1985年はファミコンにとってのジョイスティック元年と言う年でもあり、前回触れた2点以外にも続々と発売されていた。当時はまだホリ電機と呼ばれていたHORIがスティックを始めて発売したのもこの年なのであるが、知名度と言う点ではHAL研究所から発売された「ジョイボール」と、ファミコン史上最高傑作のひとつ「アスキースティック」の2点が双璧だろう。
まずは前者であるが、後にソフトメーカーとしても有名になるHAL研究所のファミコン参入第1弾が、何を隠そうこのジョイボールだった。読んで字のごとく、スティックの代わりにソフトボールよりも大きいかも知れないボールが付いているのであるが、この操作性が今一つ良くなく、どうしても自在に扱う事が出来なかった。
しかし、このジョイボールはおそらく当時の周辺機器の中でもトップクラスの売り上げを記録する。それは、ファミコン史上初の連射装置が付いていたからである。これにより、当時はまだ鬼門であったスターフォースのラリオス5万点ボーナスが誰でも取れるようになった。しかし、連射は早くても操作性が最悪であったので、私などは操作は十字キーで、ボタンを足で押しながらプレイした事もあるほどである。
しかし、このジョイボールを一躍有名にしたのが、同年に発売されたコナミの「ハイパーオリンピック」だろう。これは付属のボタン以外受け付けなかったのであるが、何故か連射切り替えスイッチを真ん中に置く事でジョイボールでも反応した。故意か偶然なのかは不明であるが、これによりあり得ない世界記録を出せたものである。
そして、もうひとつの雄が、アーケードのコンパネと同一のパーツを初めて使用した「アスキースティック」である。当時最も人気があったジャンルがシューティングゲームだった事もあって、アーケード畑のゲーマーにとってはまさに最初にして究極とも言える製品と言えた。特に、毛利名人などはテレビに出演する度に使用しており、余程気に入っていたのだろう。

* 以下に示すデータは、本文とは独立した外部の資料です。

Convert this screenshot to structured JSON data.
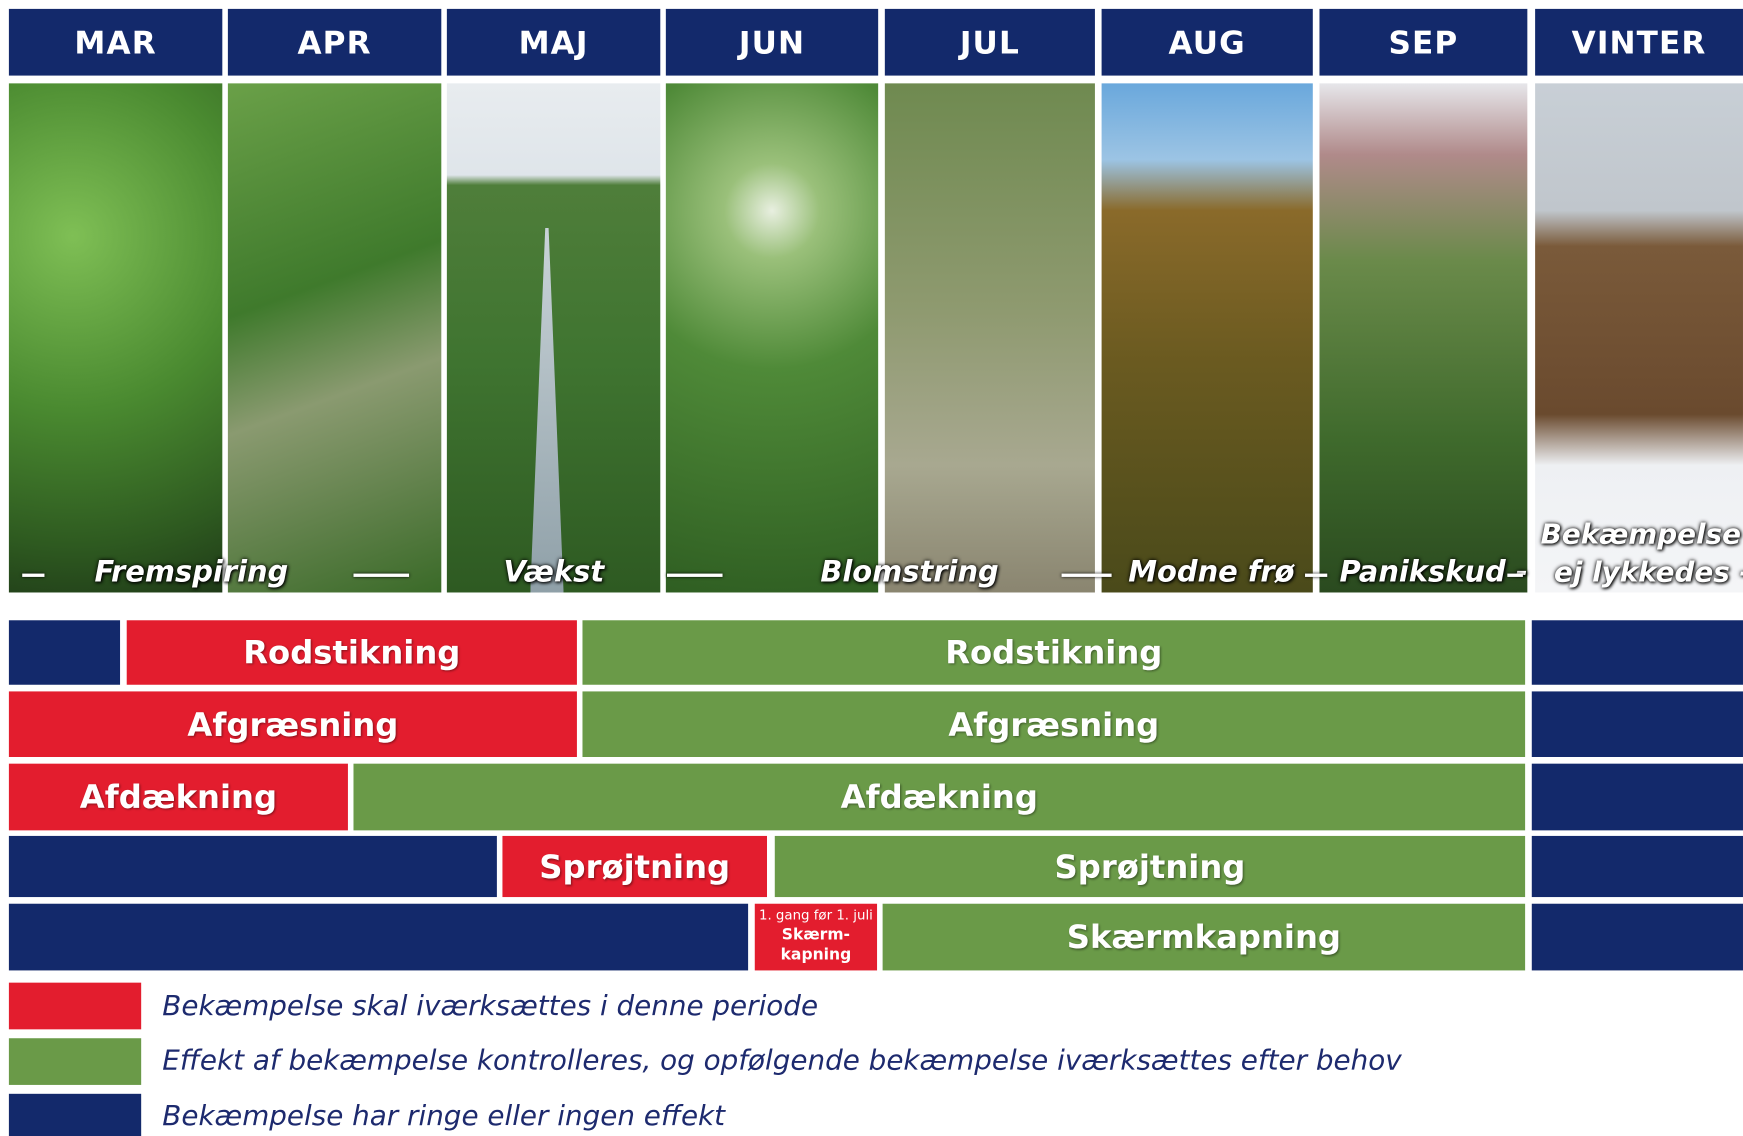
{
  "header": {
    "months": [
      "MAR",
      "APR",
      "MAJ",
      "JUN",
      "JUL",
      "AUG",
      "SEP",
      "VINTER"
    ]
  },
  "photo_captions": [
    "Fremspiring",
    "Vækst",
    "Blomstring",
    "Modne frø",
    "Panikskud -",
    "Bekæmpelse",
    "ej lykkedes -"
  ],
  "rows": [
    [
      "Rodstikning",
      "Rodstikning"
    ],
    [
      "Afgræsning",
      "Afgræsning"
    ],
    [
      "Afdækning",
      "Afdækning"
    ],
    [
      "Sprøjtning",
      "Sprøjtning"
    ],
    [
      {
        "note": "1. gang før 1. juli",
        "label": "Skærm-kapning"
      },
      "Skærmkapning"
    ]
  ],
  "legend": [
    "Bekæmpelse skal iværksættes i denne periode",
    "Effekt af bekæmpelse kontrolleres, og opfølgende bekæmpelse iværksættes efter behov",
    "Bekæmpelse har ringe eller ingen effekt"
  ]
}
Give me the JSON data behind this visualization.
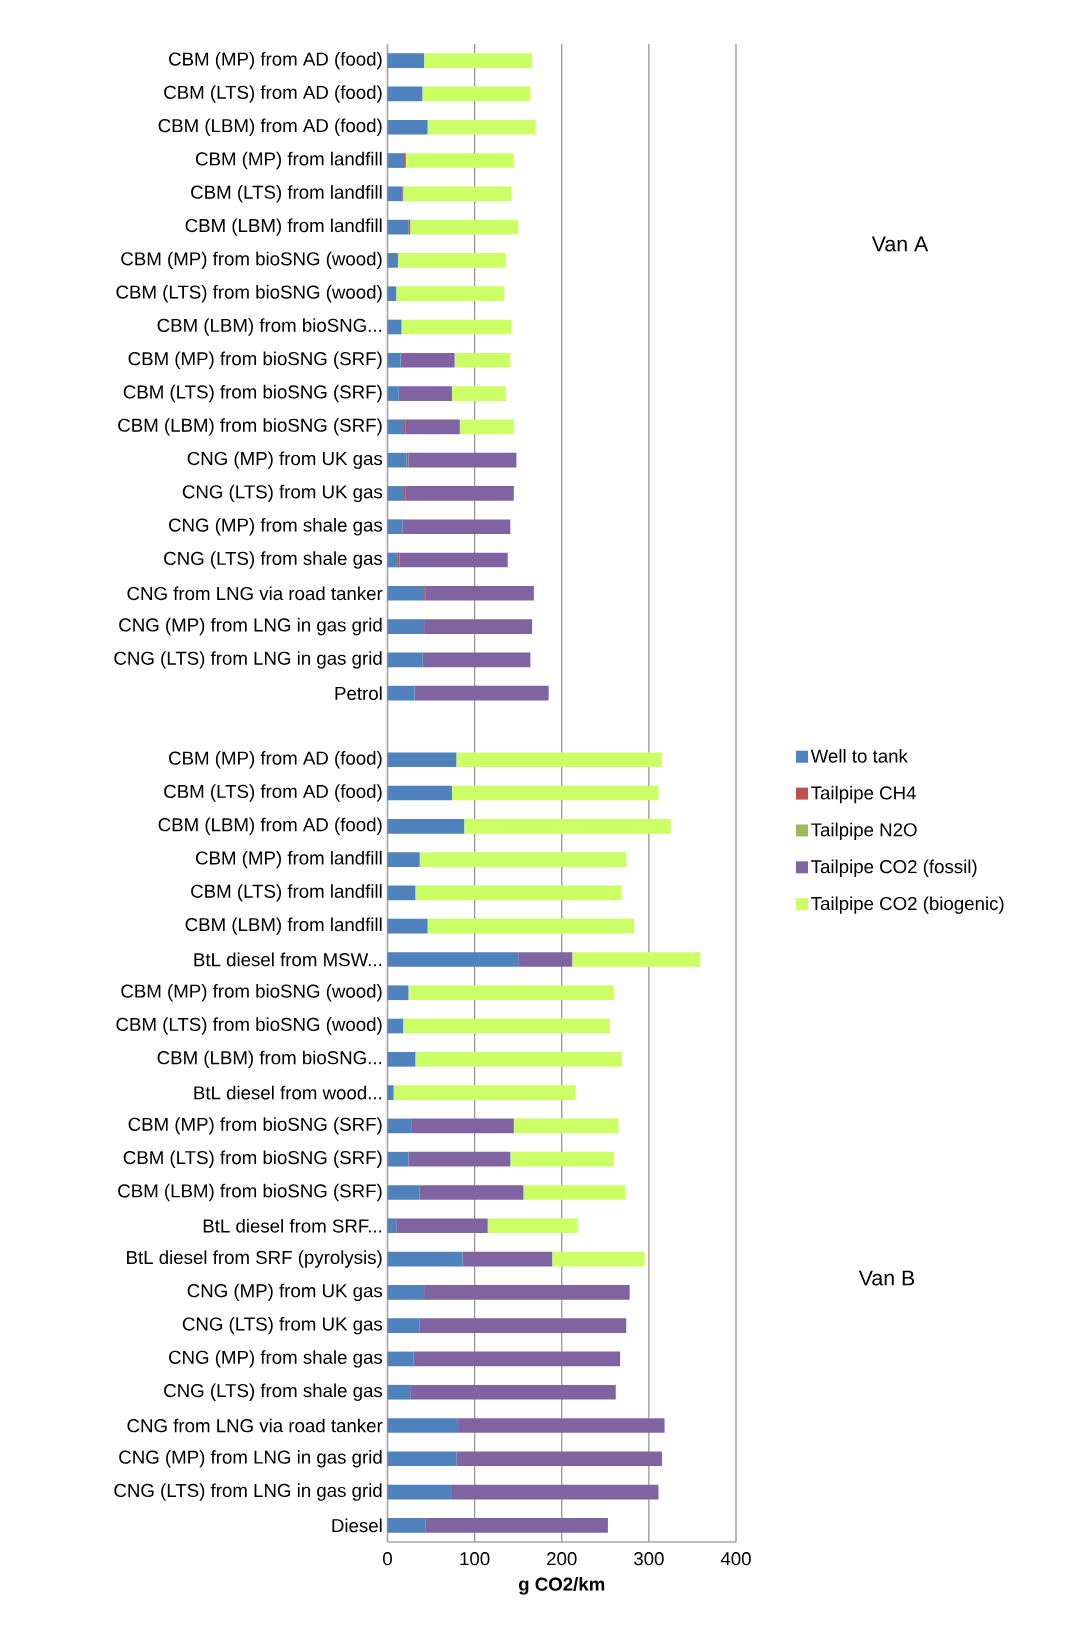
{
  "chart_data": {
    "type": "bar",
    "orientation": "horizontal",
    "stacked": true,
    "xlabel": "**g CO2/km**",
    "categories": [
      "CBM (MP) from AD (food)",
      "CBM (LTS) from AD (food)",
      "CBM (LBM) from AD (food)",
      "CBM (MP) from landfill",
      "CBM (LTS) from landfill",
      "CBM (LBM) from landfill",
      "CBM (MP) from bioSNG (wood)",
      "CBM (LTS) from bioSNG (wood)",
      "CBM (LBM) from bioSNG...",
      "CBM (MP) from bioSNG (SRF)",
      "CBM (LTS) from bioSNG (SRF)",
      "CBM (LBM) from bioSNG (SRF)",
      "CNG (MP) from UK gas",
      "CNG (LTS) from UK gas",
      "CNG (MP) from shale gas",
      "CNG (LTS) from shale gas",
      "CNG from LNG via road tanker",
      "CNG (MP) from LNG in gas grid",
      "CNG (LTS) from LNG in gas grid",
      "Petrol",
      null,
      "CBM (MP) from AD (food)",
      "CBM (LTS) from AD (food)",
      "CBM (LBM) from AD (food)",
      "CBM (MP) from landfill",
      "CBM (LTS) from landfill",
      "CBM (LBM) from landfill",
      "BtL diesel from MSW...",
      "CBM (MP) from bioSNG (wood)",
      "CBM (LTS) from bioSNG (wood)",
      "CBM (LBM) from bioSNG...",
      "BtL diesel from wood...",
      "CBM (MP) from bioSNG (SRF)",
      "CBM (LTS) from bioSNG (SRF)",
      "CBM (LBM) from bioSNG (SRF)",
      "BtL diesel from SRF...",
      "BtL diesel from SRF (pyrolysis)",
      "CNG (MP) from UK gas",
      "CNG (LTS) from UK gas",
      "CNG (MP) from shale gas",
      "CNG (LTS) from shale gas",
      "CNG from LNG via road tanker",
      "CNG (MP) from LNG in gas grid",
      "CNG (LTS) from LNG in gas grid",
      "Diesel"
    ],
    "series": [
      {
        "name": "Well to tank",
        "color": "#4f81bd",
        "values": [
          42,
          40,
          46,
          19,
          17,
          24,
          12,
          10,
          16,
          15,
          13,
          19,
          22,
          19,
          17,
          12,
          42,
          42,
          40,
          31,
          null,
          79,
          74,
          88,
          37,
          32,
          46,
          150,
          24,
          18,
          32,
          7,
          28,
          24,
          37,
          10,
          86,
          42,
          37,
          30,
          26,
          81,
          79,
          74,
          44
        ]
      },
      {
        "name": "Tailpipe CH4",
        "color": "#c0504d",
        "values": [
          0,
          0,
          0,
          2,
          1,
          2,
          0,
          0,
          0,
          0,
          0,
          2,
          2,
          2,
          0,
          2,
          2,
          0,
          0,
          0,
          null,
          0,
          0,
          0,
          0,
          0,
          0,
          0,
          0,
          0,
          0,
          0,
          0,
          0,
          0,
          0,
          0,
          0,
          0,
          0,
          0,
          0,
          0,
          0,
          0
        ]
      },
      {
        "name": "Tailpipe N2O",
        "color": "#9bbb59",
        "values": [
          0,
          0,
          0,
          0,
          0,
          0,
          0,
          0,
          0,
          0,
          0,
          0,
          0,
          0,
          0,
          0,
          0,
          0,
          0,
          0,
          null,
          0,
          0,
          0,
          0,
          0,
          0,
          0,
          0,
          0,
          0,
          0,
          0,
          0,
          0,
          0,
          0,
          0,
          0,
          0,
          0,
          0,
          0,
          0,
          0
        ]
      },
      {
        "name": "Tailpipe CO2 (fossil)",
        "color": "#8064a2",
        "values": [
          0,
          0,
          0,
          0,
          0,
          0,
          0,
          0,
          0,
          62,
          61,
          62,
          124,
          124,
          124,
          124,
          124,
          124,
          124,
          154,
          null,
          0,
          0,
          0,
          0,
          0,
          0,
          62,
          0,
          0,
          0,
          0,
          117,
          117,
          119,
          105,
          103,
          236,
          237,
          237,
          236,
          237,
          236,
          237,
          209
        ]
      },
      {
        "name": "Tailpipe CO2 (biogenic)",
        "color": "#ccff66",
        "values": [
          124,
          124,
          124,
          124,
          124,
          124,
          124,
          124,
          126,
          64,
          62,
          62,
          0,
          0,
          0,
          0,
          0,
          0,
          0,
          0,
          null,
          236,
          237,
          237,
          237,
          237,
          237,
          147,
          236,
          237,
          237,
          209,
          120,
          119,
          117,
          103,
          106,
          0,
          0,
          0,
          0,
          0,
          0,
          0,
          0
        ]
      }
    ],
    "xlim": [
      0,
      400
    ],
    "xticks": [
      0,
      100,
      200,
      300,
      400
    ],
    "grid": "x",
    "legend": "right",
    "annotations": [
      "Van A",
      "Van B"
    ]
  }
}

しかし、その知名度とは裏腹に、私は購入どころか現物を見た事すらない。要は、スティック1台に8800円は単純に子供には高すぎたのと、ゲームセンターに行くのが禁止であった小学生にとって、アーケードスティックの価値は未知のものだったからである。正直、この出来からして8800円と言うのは妥当な価格であるのだが、大人でもその価値を知るものは多いとは言えなかった。なので、アスキースティックと言えばとにかく高い、と言うイメージばかりが先行し、アーケード畑のゲーマー以外にはその価値はまだ理解されなかったのである。